Class of 2025Boston, Massachusetts



  • "Computational semantic analysis of presidential speeches and TED talks" with mentor Clayton (June 17, 2024)

Project Portfolio

Computational semantic analysis of presidential speeches and TED talks

Started Jan. 24, 2024

Abstract or project description

TED Talks are globally recognized as an influential way to spread important and diverse ideas. The organization TED has created a repository of all TED Talks on its website and annotated them with topic tags, the essential themes present in the Talk. In this project, I aim to develop an effective and accurate model to predict the number of views on a TED Talk using its associated topic tags.
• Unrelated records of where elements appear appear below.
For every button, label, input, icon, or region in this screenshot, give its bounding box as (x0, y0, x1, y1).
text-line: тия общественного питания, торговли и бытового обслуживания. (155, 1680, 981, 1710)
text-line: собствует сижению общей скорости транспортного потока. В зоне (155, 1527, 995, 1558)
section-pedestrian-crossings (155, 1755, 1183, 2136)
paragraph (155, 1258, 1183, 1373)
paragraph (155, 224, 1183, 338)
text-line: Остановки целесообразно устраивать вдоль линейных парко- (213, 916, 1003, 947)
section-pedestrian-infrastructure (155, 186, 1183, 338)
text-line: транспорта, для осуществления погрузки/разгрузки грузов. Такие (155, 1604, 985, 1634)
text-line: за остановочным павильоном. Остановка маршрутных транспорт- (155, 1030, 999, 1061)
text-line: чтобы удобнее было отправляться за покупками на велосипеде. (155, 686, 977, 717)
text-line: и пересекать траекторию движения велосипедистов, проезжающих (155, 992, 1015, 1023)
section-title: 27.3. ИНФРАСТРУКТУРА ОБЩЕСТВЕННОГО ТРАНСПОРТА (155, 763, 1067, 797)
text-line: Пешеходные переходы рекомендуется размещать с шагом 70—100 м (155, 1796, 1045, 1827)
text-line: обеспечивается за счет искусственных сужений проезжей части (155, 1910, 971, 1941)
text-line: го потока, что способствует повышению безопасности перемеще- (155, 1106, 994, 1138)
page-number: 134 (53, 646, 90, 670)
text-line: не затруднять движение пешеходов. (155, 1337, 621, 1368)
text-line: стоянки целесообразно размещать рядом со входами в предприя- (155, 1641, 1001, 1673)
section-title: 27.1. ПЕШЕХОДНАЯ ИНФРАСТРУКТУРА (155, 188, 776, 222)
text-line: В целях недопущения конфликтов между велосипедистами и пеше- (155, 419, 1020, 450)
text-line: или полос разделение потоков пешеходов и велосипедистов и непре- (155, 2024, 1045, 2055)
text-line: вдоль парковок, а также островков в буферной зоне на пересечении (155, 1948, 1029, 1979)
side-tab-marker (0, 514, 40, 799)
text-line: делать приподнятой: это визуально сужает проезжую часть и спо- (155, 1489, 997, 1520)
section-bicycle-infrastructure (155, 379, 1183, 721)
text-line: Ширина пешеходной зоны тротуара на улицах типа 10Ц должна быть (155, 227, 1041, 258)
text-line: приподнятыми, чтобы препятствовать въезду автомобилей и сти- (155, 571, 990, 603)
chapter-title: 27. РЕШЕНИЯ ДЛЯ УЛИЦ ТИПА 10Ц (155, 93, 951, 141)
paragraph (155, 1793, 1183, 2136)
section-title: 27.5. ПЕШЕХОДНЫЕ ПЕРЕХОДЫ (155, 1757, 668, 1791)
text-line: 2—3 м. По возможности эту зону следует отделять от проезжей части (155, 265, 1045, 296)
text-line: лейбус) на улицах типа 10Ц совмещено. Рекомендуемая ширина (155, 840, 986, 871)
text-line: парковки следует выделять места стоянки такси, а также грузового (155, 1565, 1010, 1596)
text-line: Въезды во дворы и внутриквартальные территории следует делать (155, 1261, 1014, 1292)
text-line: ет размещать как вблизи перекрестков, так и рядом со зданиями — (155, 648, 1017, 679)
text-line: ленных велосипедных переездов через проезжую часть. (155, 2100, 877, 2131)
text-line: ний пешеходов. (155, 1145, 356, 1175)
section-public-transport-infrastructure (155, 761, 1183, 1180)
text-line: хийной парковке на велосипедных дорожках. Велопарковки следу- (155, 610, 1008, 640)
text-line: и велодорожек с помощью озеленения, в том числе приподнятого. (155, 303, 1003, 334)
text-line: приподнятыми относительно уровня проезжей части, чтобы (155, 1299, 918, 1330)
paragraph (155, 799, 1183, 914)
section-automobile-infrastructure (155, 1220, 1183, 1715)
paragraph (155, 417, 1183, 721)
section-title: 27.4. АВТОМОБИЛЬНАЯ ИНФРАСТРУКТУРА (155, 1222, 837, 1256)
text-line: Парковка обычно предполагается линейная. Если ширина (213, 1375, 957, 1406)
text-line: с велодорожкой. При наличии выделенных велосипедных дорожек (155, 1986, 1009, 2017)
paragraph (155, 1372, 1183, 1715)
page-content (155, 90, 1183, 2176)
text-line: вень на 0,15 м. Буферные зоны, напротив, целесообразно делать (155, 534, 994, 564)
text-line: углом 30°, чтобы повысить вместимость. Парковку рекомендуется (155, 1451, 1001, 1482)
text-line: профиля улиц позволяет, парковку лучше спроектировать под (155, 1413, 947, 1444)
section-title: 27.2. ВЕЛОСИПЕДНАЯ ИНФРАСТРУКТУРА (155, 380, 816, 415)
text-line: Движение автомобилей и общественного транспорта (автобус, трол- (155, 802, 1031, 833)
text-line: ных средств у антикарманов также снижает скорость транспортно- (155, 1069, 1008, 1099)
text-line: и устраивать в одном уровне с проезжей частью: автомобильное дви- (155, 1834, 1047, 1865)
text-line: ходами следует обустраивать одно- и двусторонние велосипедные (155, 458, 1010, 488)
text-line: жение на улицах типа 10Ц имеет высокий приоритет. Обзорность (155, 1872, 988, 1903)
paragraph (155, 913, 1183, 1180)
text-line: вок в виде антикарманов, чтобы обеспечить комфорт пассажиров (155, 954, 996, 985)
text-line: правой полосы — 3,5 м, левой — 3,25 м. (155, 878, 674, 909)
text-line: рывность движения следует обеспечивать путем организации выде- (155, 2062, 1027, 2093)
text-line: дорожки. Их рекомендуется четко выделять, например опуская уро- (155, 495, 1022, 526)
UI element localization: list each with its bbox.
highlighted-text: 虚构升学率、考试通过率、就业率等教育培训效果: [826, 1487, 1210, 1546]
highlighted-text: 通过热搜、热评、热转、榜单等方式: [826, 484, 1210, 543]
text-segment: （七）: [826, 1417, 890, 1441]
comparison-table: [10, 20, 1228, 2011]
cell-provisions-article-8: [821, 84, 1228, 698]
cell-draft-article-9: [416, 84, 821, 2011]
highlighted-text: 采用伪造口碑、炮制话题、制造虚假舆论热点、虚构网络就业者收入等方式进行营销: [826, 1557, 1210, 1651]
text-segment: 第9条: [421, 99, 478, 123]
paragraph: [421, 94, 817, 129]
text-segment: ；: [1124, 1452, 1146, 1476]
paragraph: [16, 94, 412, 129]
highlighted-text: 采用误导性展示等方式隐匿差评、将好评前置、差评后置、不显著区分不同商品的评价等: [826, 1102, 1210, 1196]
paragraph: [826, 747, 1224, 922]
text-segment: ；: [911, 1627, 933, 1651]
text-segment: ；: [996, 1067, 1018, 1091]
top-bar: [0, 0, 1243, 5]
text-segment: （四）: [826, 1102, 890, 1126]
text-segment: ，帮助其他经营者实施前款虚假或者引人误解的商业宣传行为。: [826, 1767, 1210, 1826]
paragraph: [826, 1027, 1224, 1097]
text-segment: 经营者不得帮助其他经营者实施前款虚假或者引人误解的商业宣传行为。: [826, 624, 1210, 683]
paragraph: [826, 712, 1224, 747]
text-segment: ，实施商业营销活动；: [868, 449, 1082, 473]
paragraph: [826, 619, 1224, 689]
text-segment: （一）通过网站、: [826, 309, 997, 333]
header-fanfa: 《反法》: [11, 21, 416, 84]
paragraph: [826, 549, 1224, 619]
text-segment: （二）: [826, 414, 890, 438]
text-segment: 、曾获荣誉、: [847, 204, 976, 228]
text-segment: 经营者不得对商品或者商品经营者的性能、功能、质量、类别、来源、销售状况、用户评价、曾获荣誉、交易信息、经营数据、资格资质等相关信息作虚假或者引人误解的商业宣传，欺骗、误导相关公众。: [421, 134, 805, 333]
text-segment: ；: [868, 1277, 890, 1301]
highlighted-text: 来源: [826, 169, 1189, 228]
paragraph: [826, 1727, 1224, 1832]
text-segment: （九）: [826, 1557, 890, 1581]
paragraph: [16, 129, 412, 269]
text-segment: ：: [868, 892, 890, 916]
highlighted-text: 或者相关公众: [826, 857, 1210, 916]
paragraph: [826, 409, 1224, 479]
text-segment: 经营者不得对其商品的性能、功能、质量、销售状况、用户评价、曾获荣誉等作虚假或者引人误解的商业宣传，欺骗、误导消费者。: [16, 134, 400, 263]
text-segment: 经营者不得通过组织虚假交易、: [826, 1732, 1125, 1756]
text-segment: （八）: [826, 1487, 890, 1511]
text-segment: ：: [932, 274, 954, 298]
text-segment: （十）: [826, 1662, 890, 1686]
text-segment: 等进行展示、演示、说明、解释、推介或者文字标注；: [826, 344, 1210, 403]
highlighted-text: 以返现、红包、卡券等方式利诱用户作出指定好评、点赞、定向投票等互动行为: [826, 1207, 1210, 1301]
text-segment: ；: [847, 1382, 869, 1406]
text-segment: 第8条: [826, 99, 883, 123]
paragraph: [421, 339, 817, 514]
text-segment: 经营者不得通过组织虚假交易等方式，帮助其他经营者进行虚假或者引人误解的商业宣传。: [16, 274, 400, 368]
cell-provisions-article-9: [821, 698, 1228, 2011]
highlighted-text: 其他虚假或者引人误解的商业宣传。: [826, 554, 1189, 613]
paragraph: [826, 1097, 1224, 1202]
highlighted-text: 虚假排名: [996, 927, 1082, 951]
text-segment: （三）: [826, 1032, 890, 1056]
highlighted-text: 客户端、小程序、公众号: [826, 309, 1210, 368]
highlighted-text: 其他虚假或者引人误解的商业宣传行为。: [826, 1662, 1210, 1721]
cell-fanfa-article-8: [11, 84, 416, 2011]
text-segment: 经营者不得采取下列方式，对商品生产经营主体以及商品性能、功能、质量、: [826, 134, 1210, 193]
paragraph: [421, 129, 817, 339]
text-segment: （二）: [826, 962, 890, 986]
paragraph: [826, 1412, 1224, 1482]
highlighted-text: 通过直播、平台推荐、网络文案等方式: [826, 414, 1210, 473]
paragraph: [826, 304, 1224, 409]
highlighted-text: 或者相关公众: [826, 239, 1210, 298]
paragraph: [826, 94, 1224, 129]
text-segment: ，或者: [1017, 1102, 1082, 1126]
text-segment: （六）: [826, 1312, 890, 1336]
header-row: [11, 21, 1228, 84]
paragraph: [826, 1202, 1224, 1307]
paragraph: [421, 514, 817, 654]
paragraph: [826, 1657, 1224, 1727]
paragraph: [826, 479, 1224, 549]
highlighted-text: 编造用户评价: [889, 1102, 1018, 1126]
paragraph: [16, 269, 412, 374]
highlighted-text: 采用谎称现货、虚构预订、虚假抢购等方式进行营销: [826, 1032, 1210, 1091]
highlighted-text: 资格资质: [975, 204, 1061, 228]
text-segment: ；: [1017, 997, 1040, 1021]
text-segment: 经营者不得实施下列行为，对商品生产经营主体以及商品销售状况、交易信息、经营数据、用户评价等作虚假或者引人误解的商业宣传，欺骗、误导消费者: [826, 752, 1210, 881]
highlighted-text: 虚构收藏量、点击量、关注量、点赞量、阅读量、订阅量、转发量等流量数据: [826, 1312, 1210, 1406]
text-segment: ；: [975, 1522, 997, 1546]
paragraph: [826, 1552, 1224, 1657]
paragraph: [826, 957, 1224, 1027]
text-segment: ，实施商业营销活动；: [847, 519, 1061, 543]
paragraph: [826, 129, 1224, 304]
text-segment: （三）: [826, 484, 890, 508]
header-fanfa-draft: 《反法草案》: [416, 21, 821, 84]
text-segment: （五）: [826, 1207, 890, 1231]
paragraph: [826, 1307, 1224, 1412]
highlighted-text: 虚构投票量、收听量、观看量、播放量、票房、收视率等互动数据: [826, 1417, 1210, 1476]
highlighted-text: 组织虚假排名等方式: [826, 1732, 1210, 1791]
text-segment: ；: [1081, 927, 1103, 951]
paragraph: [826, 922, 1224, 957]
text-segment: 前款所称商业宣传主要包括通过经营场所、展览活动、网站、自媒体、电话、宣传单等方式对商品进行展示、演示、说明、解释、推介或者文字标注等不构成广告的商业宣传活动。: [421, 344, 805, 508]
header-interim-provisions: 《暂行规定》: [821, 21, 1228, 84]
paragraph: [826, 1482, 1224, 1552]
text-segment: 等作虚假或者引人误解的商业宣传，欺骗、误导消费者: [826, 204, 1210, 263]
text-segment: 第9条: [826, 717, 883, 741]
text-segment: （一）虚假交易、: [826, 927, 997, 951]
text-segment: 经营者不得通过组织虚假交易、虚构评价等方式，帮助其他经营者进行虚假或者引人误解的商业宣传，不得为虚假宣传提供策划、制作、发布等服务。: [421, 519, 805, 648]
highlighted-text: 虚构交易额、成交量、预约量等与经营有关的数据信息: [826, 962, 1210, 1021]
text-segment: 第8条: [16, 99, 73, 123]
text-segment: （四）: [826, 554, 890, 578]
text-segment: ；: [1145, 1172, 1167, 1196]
This is important because it can help TED to better select TED Talk topics and speakers to reach a larger audience and impact more people. I developed three models based on machine-learning algorithms to predict the number of views, the first based on Universal Sentence Encoder (USE) vectors, the second utilizing the topic tags associated with each TED Talk, and the third using computer-generated topic tags based on the USE vectors. I found a significant improvement in accuracy from Model 1 to Model 2, and, unexpectedly, another significant increase in accuracy from Model 2 to Model 3. This demonstrates that computer-generated topic tags are more effective than manually-assigned tags at predicting the number of views on a TED Talk.